Zwischen der Saison 1999/00 und 2016/17 spielte der KSC zwei Jahre in der 1.Bundesliga, 14 Jahre in der 2. Liga und zwei Jahre in der 3. Liga. Dabei beschäftigte er 14 verschiedene Trainer. 


Spieler und Trainer

Zur wichtigsten Personalkategorie eines Fußballvereins gehören die Spieler und die Trainer. Bei deren Auswahl hatte der KSC in der vergangenen Saison - womit wir uns jetzt beschäftigen wollen - keine glücklich Hand. Es fing schon damit an, dass der Club einen Spielerkader im Umfang von 35(!) Kickern aufbot, was für einen Zweitligaverein sehr üppig ist, insbesondere angesichts seiner ständigen Finanznöte. Darunter befanden sich leider auch keine Führungsspieler vom Kaliber eines Hakan Calanoglu, des türkischstämmigen Freistoßspezialisten, welcher früher den KSC stark machte und der jetzt beim AC Mailand spielt.
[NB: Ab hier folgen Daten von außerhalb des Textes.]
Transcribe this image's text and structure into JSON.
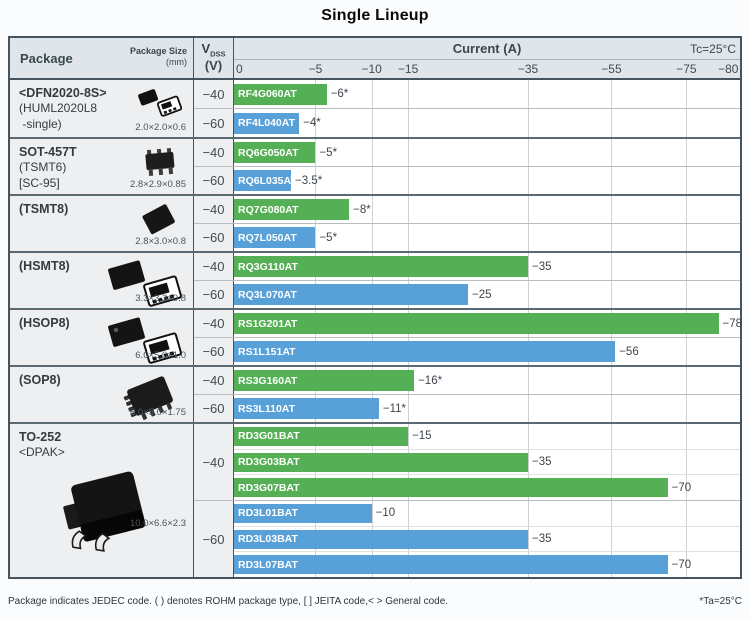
{
  "title": "Single Lineup",
  "header": {
    "package_label": "Package",
    "package_size_label": "Package Size",
    "package_size_unit": "(mm)",
    "vdss_label": "V",
    "vdss_sub": "DSS",
    "vdss_unit": "(V)",
    "current_label": "Current (A)",
    "temp_label": "Tc=25°C"
  },
  "footer": {
    "note": "Package indicates JEDEC code. ( ) denotes ROHM package type, [ ] JEITA code,< > General code.",
    "temp_note": "*Ta=25°C"
  },
  "colors": {
    "bar_green": "#55b055",
    "bar_blue": "#57a0d8",
    "header_bg": "#e0e5e9",
    "cell_bg": "#edeff1",
    "border_dark": "#45545e"
  },
  "chart_data": {
    "type": "bar",
    "orientation": "horizontal",
    "title": "Single Lineup",
    "xlabel": "Current (A)",
    "condition": "Tc=25°C",
    "axis": {
      "tick_labels": [
        "0",
        "−5",
        "−10",
        "−15",
        "−35",
        "−55",
        "−75",
        "−80"
      ],
      "tick_values": [
        0,
        -5,
        -10,
        -15,
        -35,
        -55,
        -75,
        -80
      ],
      "tick_percents": [
        0,
        16.1,
        27.2,
        34.4,
        58.1,
        74.6,
        89.4,
        100
      ],
      "scale": "piecewise-nonlinear"
    },
    "groups": [
      {
        "id": "dfn2020",
        "name_lines": [
          "<DFN2020-8S>",
          "(HUML2020L8",
          " -single)"
        ],
        "size": "2.0×2.0×0.6",
        "icon": "dfn2020",
        "sections": [
          {
            "vdss": "−40",
            "bars": [
              {
                "part": "RF4G060AT",
                "value": -6,
                "label": "−6*",
                "color": "green"
              }
            ]
          },
          {
            "vdss": "−60",
            "bars": [
              {
                "part": "RF4L040AT",
                "value": -4,
                "label": "−4*",
                "color": "blue"
              }
            ]
          }
        ]
      },
      {
        "id": "sot457t",
        "name_lines": [
          "SOT-457T",
          "(TSMT6)",
          "[SC-95]"
        ],
        "size": "2.8×2.9×0.85",
        "icon": "sot457t",
        "sections": [
          {
            "vdss": "−40",
            "bars": [
              {
                "part": "RQ6G050AT",
                "value": -5,
                "label": "−5*",
                "color": "green"
              }
            ]
          },
          {
            "vdss": "−60",
            "bars": [
              {
                "part": "RQ6L035AT",
                "value": -3.5,
                "label": "−3.5*",
                "color": "blue"
              }
            ]
          }
        ]
      },
      {
        "id": "tsmt8",
        "name_lines": [
          "(TSMT8)"
        ],
        "size": "2.8×3.0×0.8",
        "icon": "tsmt8",
        "sections": [
          {
            "vdss": "−40",
            "bars": [
              {
                "part": "RQ7G080AT",
                "value": -8,
                "label": "−8*",
                "color": "green"
              }
            ]
          },
          {
            "vdss": "−60",
            "bars": [
              {
                "part": "RQ7L050AT",
                "value": -5,
                "label": "−5*",
                "color": "blue"
              }
            ]
          }
        ]
      },
      {
        "id": "hsmt8",
        "name_lines": [
          "(HSMT8)"
        ],
        "size": "3.3×3.3×0.8",
        "icon": "hsmt8",
        "sections": [
          {
            "vdss": "−40",
            "bars": [
              {
                "part": "RQ3G110AT",
                "value": -35,
                "label": "−35",
                "color": "green"
              }
            ]
          },
          {
            "vdss": "−60",
            "bars": [
              {
                "part": "RQ3L070AT",
                "value": -25,
                "label": "−25",
                "color": "blue"
              }
            ]
          }
        ]
      },
      {
        "id": "hsop8",
        "name_lines": [
          "(HSOP8)"
        ],
        "size": "6.0×5.0×1.0",
        "icon": "hsop8",
        "sections": [
          {
            "vdss": "−40",
            "bars": [
              {
                "part": "RS1G201AT",
                "value": -78,
                "label": "−78",
                "color": "green"
              }
            ]
          },
          {
            "vdss": "−60",
            "bars": [
              {
                "part": "RS1L151AT",
                "value": -56,
                "label": "−56",
                "color": "blue"
              }
            ]
          }
        ]
      },
      {
        "id": "sop8",
        "name_lines": [
          "(SOP8)"
        ],
        "size": "6.0×5.0×1.75",
        "icon": "sop8",
        "sections": [
          {
            "vdss": "−40",
            "bars": [
              {
                "part": "RS3G160AT",
                "value": -16,
                "label": "−16*",
                "color": "green"
              }
            ]
          },
          {
            "vdss": "−60",
            "bars": [
              {
                "part": "RS3L110AT",
                "value": -11,
                "label": "−11*",
                "color": "blue"
              }
            ]
          }
        ]
      },
      {
        "id": "to252",
        "name_lines": [
          "TO-252",
          "<DPAK>"
        ],
        "size": "10.0×6.6×2.3",
        "icon": "to252",
        "tall": true,
        "sections": [
          {
            "vdss": "−40",
            "bars": [
              {
                "part": "RD3G01BAT",
                "value": -15,
                "label": "−15",
                "color": "green"
              },
              {
                "part": "RD3G03BAT",
                "value": -35,
                "label": "−35",
                "color": "green"
              },
              {
                "part": "RD3G07BAT",
                "value": -70,
                "label": "−70",
                "color": "green"
              }
            ]
          },
          {
            "vdss": "−60",
            "bars": [
              {
                "part": "RD3L01BAT",
                "value": -10,
                "label": "−10",
                "color": "blue"
              },
              {
                "part": "RD3L03BAT",
                "value": -35,
                "label": "−35",
                "color": "blue"
              },
              {
                "part": "RD3L07BAT",
                "value": -70,
                "label": "−70",
                "color": "blue"
              }
            ]
          }
        ]
      }
    ]
  }
}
Stattdessen war die KSC-Truppe in der Saison 2016/17 ein buntes Völkchen mit schwer zu merkenden Namen, wie: Dimitris Diamantakos, Jordi Figueras, Ylli Salahi, Boubacar Barry, Valentino Vujinovic, Malik Kaarameht, Florent Muslija, Nataniel Amamoo, Hiriki Yamada und anderen mehr. Etwa 85 Prozent dieser Spieler werden den KSC in die Drittklassigkeit nicht begleiten. Auf die denkbar krasseste Weise schied der häufig verletzte Spanier Manuel Torres aus. Er befand schlicht: "Ich habe die 3. Liga nicht verdient" und absentierte sich ohne Ablöse. Ein gewisses Mitgefühl kann man mit dem ex-Paderborner Moritz Stoppelkamp empfinden, der etwas Einmaliges im deutschen Profifußball zustande brachte: für ihn endete die dritte Spielzeit (in Folge!) mit dem Abstieg!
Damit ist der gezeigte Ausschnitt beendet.